L’extrême-droite française a dénoncé, ces derniers jours, les propos d’Emmanuel Macron relatifs à la menace russe. Mais loin d’être opposée au réarmement militariste et impérialiste, elle entend surtout appeler à prioriser la propagation du racisme et de l’islamophobie.
Depuis le tournant entamé par Trump autour de l’Ukraine, l’extrême-droite française peine à se positionner. Malgré sa proximité avec le chef d’État russe, elle est obligée de garder ses distances étant donné la situation internationale. Dans les différents secteurs de l’extrême-droite, politiques ou médiatiques, des positions sont affirmées contre les politiques de défenses communes européennes, ou contre l’hostilité envers la Russie. Pour justifier ces positions à contre-courant, elle se cache sous le mot d’ordre trompeur de la « paix ».
En effet, le 7 mars, Marine Le Pen déclarait dans le Figaro : « Il n’y a pas un Français qui n’a pas compris qu’Emmanuel Macron, avec un ton très martial, nous explique quasiment qu’il faut transformer les usines de Kleenex en usines d’armement parce que la guerre est pour demain ». Du côté du JDD, détenu par le milliardaire d’extrême-droite Vincent Bolloré, on retrouve des propos similaires, dénonçant Emmanuel Macron qui « exagère la menace russe [et] agite les peurs pour donner le change ». Les propos d’éditorialistes sur d’autres chaînes et de télévision ou radio du groupe comme CNews ou Europe 1, allant parfois jusqu’à accuser le Président de vouloir déclencher une guerre avec la Russie, ont amené l’Elysée à sortir un communiqué appelant les médias du groupe Bolloré à respecter la « parfaite véracité des faits ». Le 9 mars, une manifestation parisienne organisée par Florian Philippot et son parti Les Patriotes scandait « La France veut la paix ! L’UE c’est la guerre ! ». La contestation du discours militariste de Macron par l’extrême-droite trouve également écho à l’international, comme avec le vice-premier ministre italien Matteo Salvini déclarant il y a quelques jours : « Zelensky demande la paix, Trump œuvre pour la paix, Poutine veut la paix [tandis qu’] à Bruxelles et Paris, il y a un fou ».

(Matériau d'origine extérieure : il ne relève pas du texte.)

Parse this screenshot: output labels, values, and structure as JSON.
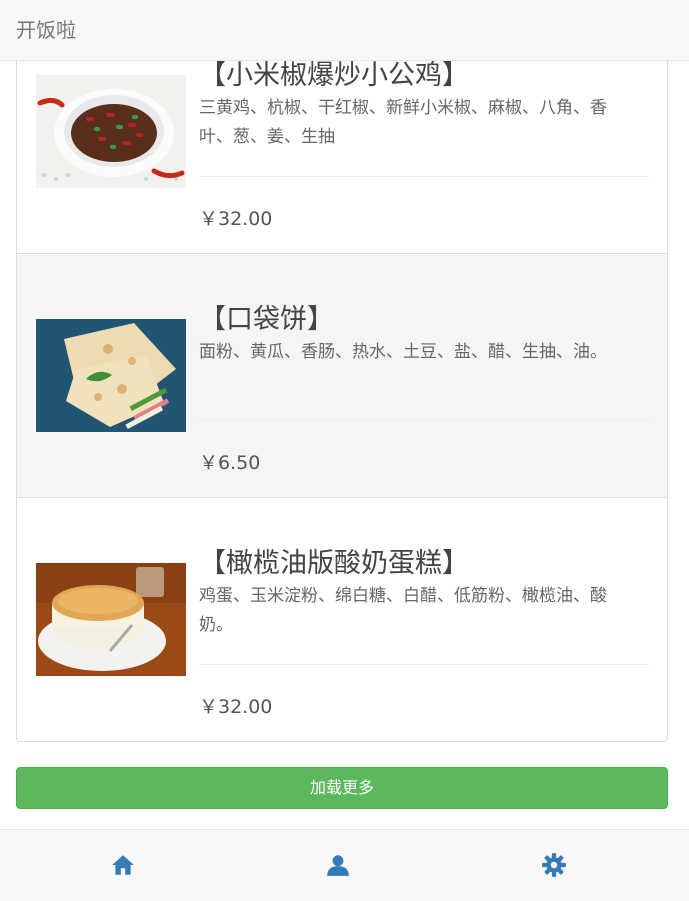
{
  "app": {
    "title": "开饭啦"
  },
  "items": [
    {
      "title": "【小米椒爆炒小公鸡】",
      "ingredients": "三黄鸡、杭椒、干红椒、新鲜小米椒、麻椒、八角、香叶、葱、姜、生抽",
      "price": "￥32.00"
    },
    {
      "title": "【口袋饼】",
      "ingredients": "面粉、黄瓜、香肠、热水、土豆、盐、醋、生抽、油。",
      "price": "￥6.50"
    },
    {
      "title": "【橄榄油版酸奶蛋糕】",
      "ingredients": "鸡蛋、玉米淀粉、绵白糖、白醋、低筋粉、橄榄油、酸奶。",
      "price": "￥32.00"
    }
  ],
  "load_more": {
    "label": "加载更多"
  },
  "tabbar": {
    "icons": [
      "home-icon",
      "user-icon",
      "gear-icon"
    ]
  },
  "colors": {
    "primary": "#337ab7",
    "success": "#5cb85c",
    "navbar": "#f8f8f8"
  }
}
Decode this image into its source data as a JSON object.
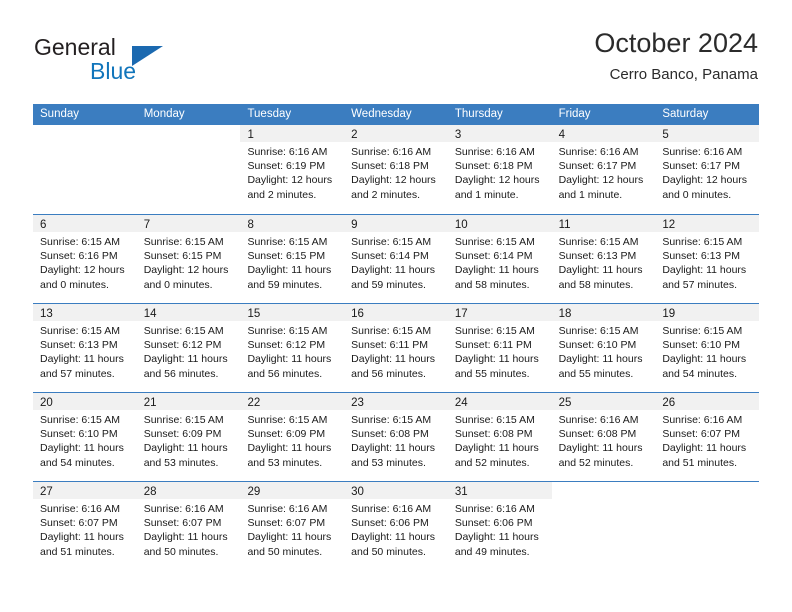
{
  "brand": {
    "name_part1": "General",
    "name_part2": "Blue",
    "triangle_icon": "triangle-icon",
    "accent_color": "#1175bb"
  },
  "header": {
    "title": "October 2024",
    "subtitle": "Cerro Banco, Panama"
  },
  "calendar": {
    "header_color": "#3b7dc0",
    "daynum_bar_color": "#f1f1f1",
    "weekdays": [
      "Sunday",
      "Monday",
      "Tuesday",
      "Wednesday",
      "Thursday",
      "Friday",
      "Saturday"
    ],
    "weeks": [
      [
        {
          "day": "",
          "lines": []
        },
        {
          "day": "",
          "lines": []
        },
        {
          "day": "1",
          "lines": [
            "Sunrise: 6:16 AM",
            "Sunset: 6:19 PM",
            "Daylight: 12 hours",
            "and 2 minutes."
          ]
        },
        {
          "day": "2",
          "lines": [
            "Sunrise: 6:16 AM",
            "Sunset: 6:18 PM",
            "Daylight: 12 hours",
            "and 2 minutes."
          ]
        },
        {
          "day": "3",
          "lines": [
            "Sunrise: 6:16 AM",
            "Sunset: 6:18 PM",
            "Daylight: 12 hours",
            "and 1 minute."
          ]
        },
        {
          "day": "4",
          "lines": [
            "Sunrise: 6:16 AM",
            "Sunset: 6:17 PM",
            "Daylight: 12 hours",
            "and 1 minute."
          ]
        },
        {
          "day": "5",
          "lines": [
            "Sunrise: 6:16 AM",
            "Sunset: 6:17 PM",
            "Daylight: 12 hours",
            "and 0 minutes."
          ]
        }
      ],
      [
        {
          "day": "6",
          "lines": [
            "Sunrise: 6:15 AM",
            "Sunset: 6:16 PM",
            "Daylight: 12 hours",
            "and 0 minutes."
          ]
        },
        {
          "day": "7",
          "lines": [
            "Sunrise: 6:15 AM",
            "Sunset: 6:15 PM",
            "Daylight: 12 hours",
            "and 0 minutes."
          ]
        },
        {
          "day": "8",
          "lines": [
            "Sunrise: 6:15 AM",
            "Sunset: 6:15 PM",
            "Daylight: 11 hours",
            "and 59 minutes."
          ]
        },
        {
          "day": "9",
          "lines": [
            "Sunrise: 6:15 AM",
            "Sunset: 6:14 PM",
            "Daylight: 11 hours",
            "and 59 minutes."
          ]
        },
        {
          "day": "10",
          "lines": [
            "Sunrise: 6:15 AM",
            "Sunset: 6:14 PM",
            "Daylight: 11 hours",
            "and 58 minutes."
          ]
        },
        {
          "day": "11",
          "lines": [
            "Sunrise: 6:15 AM",
            "Sunset: 6:13 PM",
            "Daylight: 11 hours",
            "and 58 minutes."
          ]
        },
        {
          "day": "12",
          "lines": [
            "Sunrise: 6:15 AM",
            "Sunset: 6:13 PM",
            "Daylight: 11 hours",
            "and 57 minutes."
          ]
        }
      ],
      [
        {
          "day": "13",
          "lines": [
            "Sunrise: 6:15 AM",
            "Sunset: 6:13 PM",
            "Daylight: 11 hours",
            "and 57 minutes."
          ]
        },
        {
          "day": "14",
          "lines": [
            "Sunrise: 6:15 AM",
            "Sunset: 6:12 PM",
            "Daylight: 11 hours",
            "and 56 minutes."
          ]
        },
        {
          "day": "15",
          "lines": [
            "Sunrise: 6:15 AM",
            "Sunset: 6:12 PM",
            "Daylight: 11 hours",
            "and 56 minutes."
          ]
        },
        {
          "day": "16",
          "lines": [
            "Sunrise: 6:15 AM",
            "Sunset: 6:11 PM",
            "Daylight: 11 hours",
            "and 56 minutes."
          ]
        },
        {
          "day": "17",
          "lines": [
            "Sunrise: 6:15 AM",
            "Sunset: 6:11 PM",
            "Daylight: 11 hours",
            "and 55 minutes."
          ]
        },
        {
          "day": "18",
          "lines": [
            "Sunrise: 6:15 AM",
            "Sunset: 6:10 PM",
            "Daylight: 11 hours",
            "and 55 minutes."
          ]
        },
        {
          "day": "19",
          "lines": [
            "Sunrise: 6:15 AM",
            "Sunset: 6:10 PM",
            "Daylight: 11 hours",
            "and 54 minutes."
          ]
        }
      ],
      [
        {
          "day": "20",
          "lines": [
            "Sunrise: 6:15 AM",
            "Sunset: 6:10 PM",
            "Daylight: 11 hours",
            "and 54 minutes."
          ]
        },
        {
          "day": "21",
          "lines": [
            "Sunrise: 6:15 AM",
            "Sunset: 6:09 PM",
            "Daylight: 11 hours",
            "and 53 minutes."
          ]
        },
        {
          "day": "22",
          "lines": [
            "Sunrise: 6:15 AM",
            "Sunset: 6:09 PM",
            "Daylight: 11 hours",
            "and 53 minutes."
          ]
        },
        {
          "day": "23",
          "lines": [
            "Sunrise: 6:15 AM",
            "Sunset: 6:08 PM",
            "Daylight: 11 hours",
            "and 53 minutes."
          ]
        },
        {
          "day": "24",
          "lines": [
            "Sunrise: 6:15 AM",
            "Sunset: 6:08 PM",
            "Daylight: 11 hours",
            "and 52 minutes."
          ]
        },
        {
          "day": "25",
          "lines": [
            "Sunrise: 6:16 AM",
            "Sunset: 6:08 PM",
            "Daylight: 11 hours",
            "and 52 minutes."
          ]
        },
        {
          "day": "26",
          "lines": [
            "Sunrise: 6:16 AM",
            "Sunset: 6:07 PM",
            "Daylight: 11 hours",
            "and 51 minutes."
          ]
        }
      ],
      [
        {
          "day": "27",
          "lines": [
            "Sunrise: 6:16 AM",
            "Sunset: 6:07 PM",
            "Daylight: 11 hours",
            "and 51 minutes."
          ]
        },
        {
          "day": "28",
          "lines": [
            "Sunrise: 6:16 AM",
            "Sunset: 6:07 PM",
            "Daylight: 11 hours",
            "and 50 minutes."
          ]
        },
        {
          "day": "29",
          "lines": [
            "Sunrise: 6:16 AM",
            "Sunset: 6:07 PM",
            "Daylight: 11 hours",
            "and 50 minutes."
          ]
        },
        {
          "day": "30",
          "lines": [
            "Sunrise: 6:16 AM",
            "Sunset: 6:06 PM",
            "Daylight: 11 hours",
            "and 50 minutes."
          ]
        },
        {
          "day": "31",
          "lines": [
            "Sunrise: 6:16 AM",
            "Sunset: 6:06 PM",
            "Daylight: 11 hours",
            "and 49 minutes."
          ]
        },
        {
          "day": "",
          "lines": []
        },
        {
          "day": "",
          "lines": []
        }
      ]
    ]
  }
}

Il est vrai qu’avec un discours alarmiste, utilisant une rhétorique guerrière comparant la situation actuelle à la veille des précédentes guerres mondiales au détriment des volontés et capacités réelles du régime russe, le gouvernement veut faire du soutien à l’Ukraine la justification de l’escalade militariste en cours suite au désengagement européen des États-Unis, tout en s’attaquant aux oppositions de gauche et d’extrême-droite.
Mais si la direction du RN dénonce la propagande médiatique abusive contre la menace russe, c’est avant tout pour défendre une approche stratégique différente concernant le maintien des intérêts de l’impérialisme français. Prônant une position nationaliste et eurosceptique, comme par exemple l’opposition à élargir le parapluie nucléaire français à d’autres pays européens, Le Pen appelle à « dialoguer y compris avec des dirigeants avec lesquels nous avons de profonds désaccords ». En effet, le parti est marqué par une histoire de proximité avec la Russie, avec un appui financier du régime de Poutine (rapidement remboursé suite à l’invasion de l’Ukraine), une fascination pour sa politique réactionnaire et autoritaire et une volonté de rapprochement économique. Jordan Bardella, s’adressant à une frange de l’électorat moins traditionnellement acquise au RN, a un discours plus compatible avec le consensus européen. « La Russie est évidemment une menace aujourd’hui multidimensionnelle pour la France et pour les intérêts européens », a-t-il déclaré le 10 mars sur France Inter tout en préconisant une « préférence européenne » pour les achats d’armement.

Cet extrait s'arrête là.